Si Freud montre avec beaucoup de finesse ce combat entre le pauvre MOI qui doit servir 3 maitres à la fois et subir par conséquent la menace de 3 dangers provenant de la réalité extérieure, des exigences pulsionnelles du ça et des impératifs du Surmoi et de l’Idéal du moi, il nous faut insister sur l’aspect essentiellement inconscient de cette bataille intrapsychique; par exemple, chez un individu, plus l’agressivité est en apparence absente, plus elle œuvre dans les profondeurs. Ainsi insistera-t-il sur le sentiment de culpabilité inconscient qui ne se signale que par ses effets. En quelque sorte on sait où est la punition (dans l’angoisse, le symptôme, le malaise, voire le fait que certains individus réagissent aux avancées de leur travail analytique par une aggravation de leur souffrance, comme si ce qui prime n’était pas « la volonté de guérir, mais le besoin d’être malade ») mais on ne sait pas où est le crime. Sa recherche sera l’objet d’une bonne partie du travail analytique, afin qu’une fois un peu mieux connus, les adversaires se montrent un peu moins impitoyables.

Je signalerai juste au passage que pour d’autres auteurs le Surmoi est beaucoup plus précoces : Ferenczi insiste par exemple sur l’intériorisation de certains interdits liés à la phase de l’éducation sphinctérienne, et Mélanie Klein situe les premiers stades du Surmoi au moment où le petit passe de la position schizo-paranoïde à la position dépressive, soit vers 6 mois. Quant ’à Lacan, il conçoit plutôt le Surmoi comme l’inscription archaïque d’une image maternelle toute puissante, qui marque l’échec ou la limite du processus de symbolisation.*

En conclusion il me semble important d’insister sur le fait que pour la Psychanalyse le sentiment de culpabilité, qu’il soit conscient ou non, a très souvent rien à voir avec la culpabilité réelle, judiciaire par exemple.

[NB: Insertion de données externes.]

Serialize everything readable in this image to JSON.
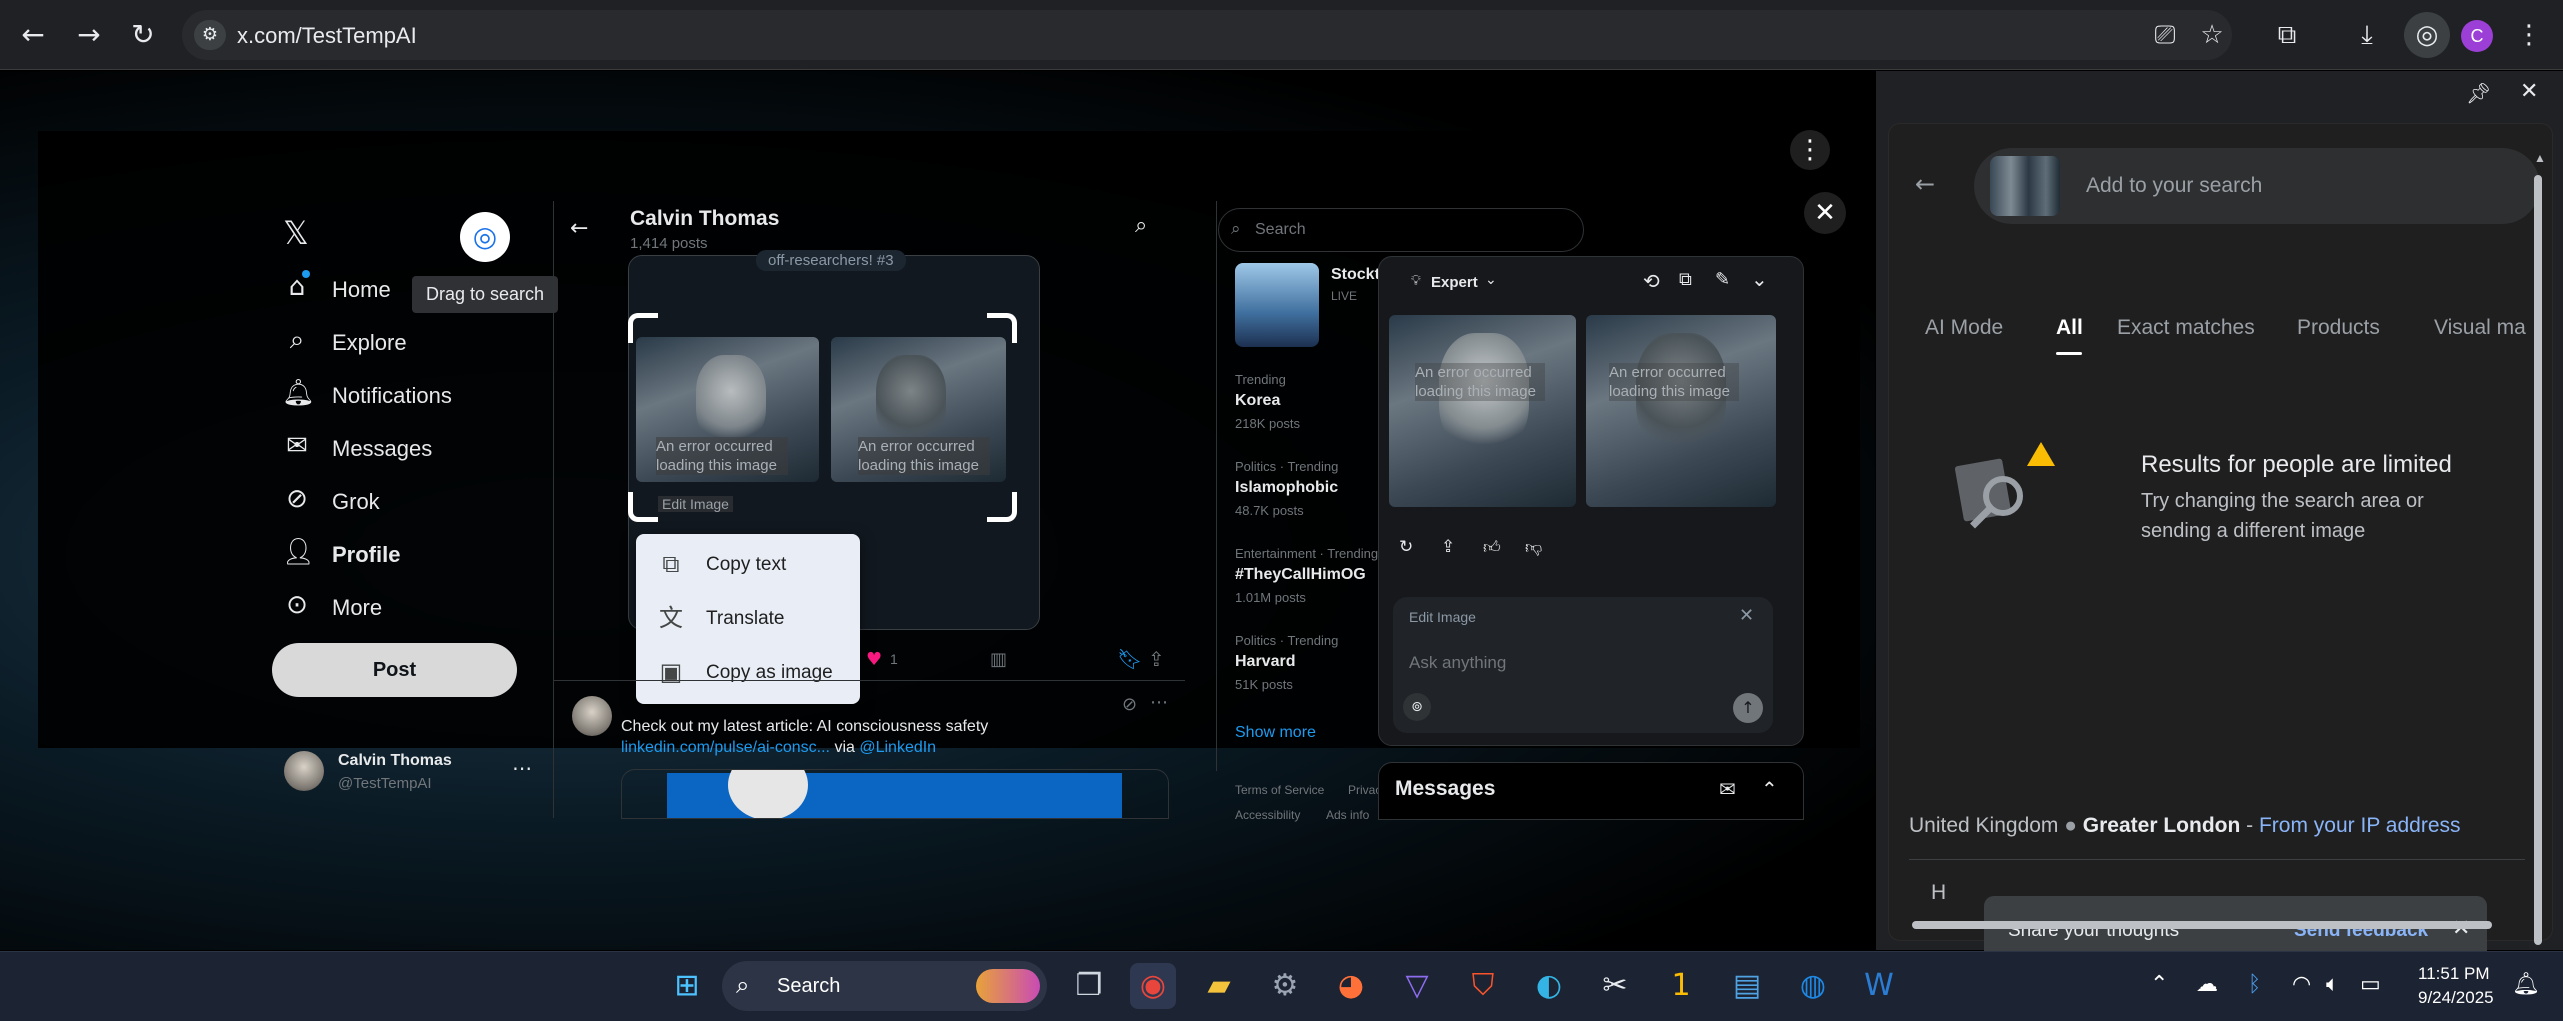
{
  "browser": {
    "url": "x.com/TestTempAI",
    "profile_initial": "C",
    "accent": "#9b3fd6"
  },
  "x_nav": {
    "tooltip": "Drag to search",
    "items": [
      {
        "label": "Home",
        "icon": "home-icon"
      },
      {
        "label": "Explore",
        "icon": "search-icon"
      },
      {
        "label": "Notifications",
        "icon": "bell-icon"
      },
      {
        "label": "Messages",
        "icon": "mail-icon"
      },
      {
        "label": "Grok",
        "icon": "grok-icon"
      },
      {
        "label": "Profile",
        "icon": "person-icon"
      },
      {
        "label": "More",
        "icon": "more-circle-icon"
      }
    ],
    "post_label": "Post",
    "user_name": "Calvin Thomas",
    "user_handle": "@TestTempAI"
  },
  "thread": {
    "title": "Calvin Thomas",
    "posts_count": "1,414 posts",
    "snippet": "off-researchers! #3",
    "error_text": "An error occurred loading this image",
    "edit_image": "Edit Image",
    "like_count": "1",
    "tweet_text": "Check out my latest article:  AI consciousness safety",
    "tweet_link": "linkedin.com/pulse/ai-consc...",
    "tweet_via": "via",
    "tweet_mention": "@LinkedIn"
  },
  "context_menu": {
    "items": [
      {
        "label": "Copy text",
        "icon": "copy-icon"
      },
      {
        "label": "Translate",
        "icon": "translate-icon"
      },
      {
        "label": "Copy as image",
        "icon": "image-icon"
      }
    ]
  },
  "sidebar_right": {
    "search_placeholder": "Search",
    "live_label": "Stockt",
    "live_badge": "LIVE",
    "trends": [
      {
        "category": "Trending",
        "name": "Korea",
        "count": "218K posts"
      },
      {
        "category": "Politics · Trending",
        "name": "Islamophobic",
        "count": "48.7K posts"
      },
      {
        "category": "Entertainment · Trending",
        "name": "#TheyCallHimOG",
        "count": "1.01M posts"
      },
      {
        "category": "Politics · Trending",
        "name": "Harvard",
        "count": "51K posts"
      }
    ],
    "show_more": "Show more",
    "footer_terms": "Terms of Service",
    "footer_priv": "Privac",
    "footer_access": "Accessibility",
    "footer_ads": "Ads info"
  },
  "grok": {
    "mode": "Expert",
    "input_title": "Edit Image",
    "input_placeholder": "Ask anything"
  },
  "messages": {
    "title": "Messages"
  },
  "lens": {
    "search_placeholder": "Add to your search",
    "tabs": [
      "AI Mode",
      "All",
      "Exact matches",
      "Products",
      "Visual ma"
    ],
    "active_tab": "All",
    "results_title": "Results for people are limited",
    "results_body": "Try changing the search area or sending a different image",
    "location_country": "United Kingdom",
    "location_region": "Greater London",
    "location_sep": " - ",
    "location_source": "From your IP address",
    "feedback_prompt": "Share your thoughts",
    "feedback_button": "Send feedback",
    "partial_h": "H"
  },
  "taskbar": {
    "search_label": "Search",
    "time": "11:51 PM",
    "date": "9/24/2025"
  }
}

Une jeune femme, suivie dans un Psychodrame, s’est mise à aller mal et à rater ce qu’elle entreprenait ou désirait consciemment, quand, à 20 ans, elle a été obligée, à la demande d’une belle mère qui avait eu des révélations de la part de sa fille, la jeune ½ sœur de la patiente, de dire ce qu’elle avait elle-même subi, de l’âge de 5 ans à l’âge de 11 ans, de la part de leur père commun. Que la justice ait condamné ce père et reconnu les filles comme victimes n’a fait qu’aggraver les choses…C’est un long et difficile parcours en Psychodrame, entrepris à 43 ans, après l’échec de nombreux traitements psychanalytiques, qui lui permet peu à peu d’envisager de mieux vivre, tant la réalité psychique est conflictuelle et d’une complexité que je n’ai pu qu’effleurer dans cet exposé.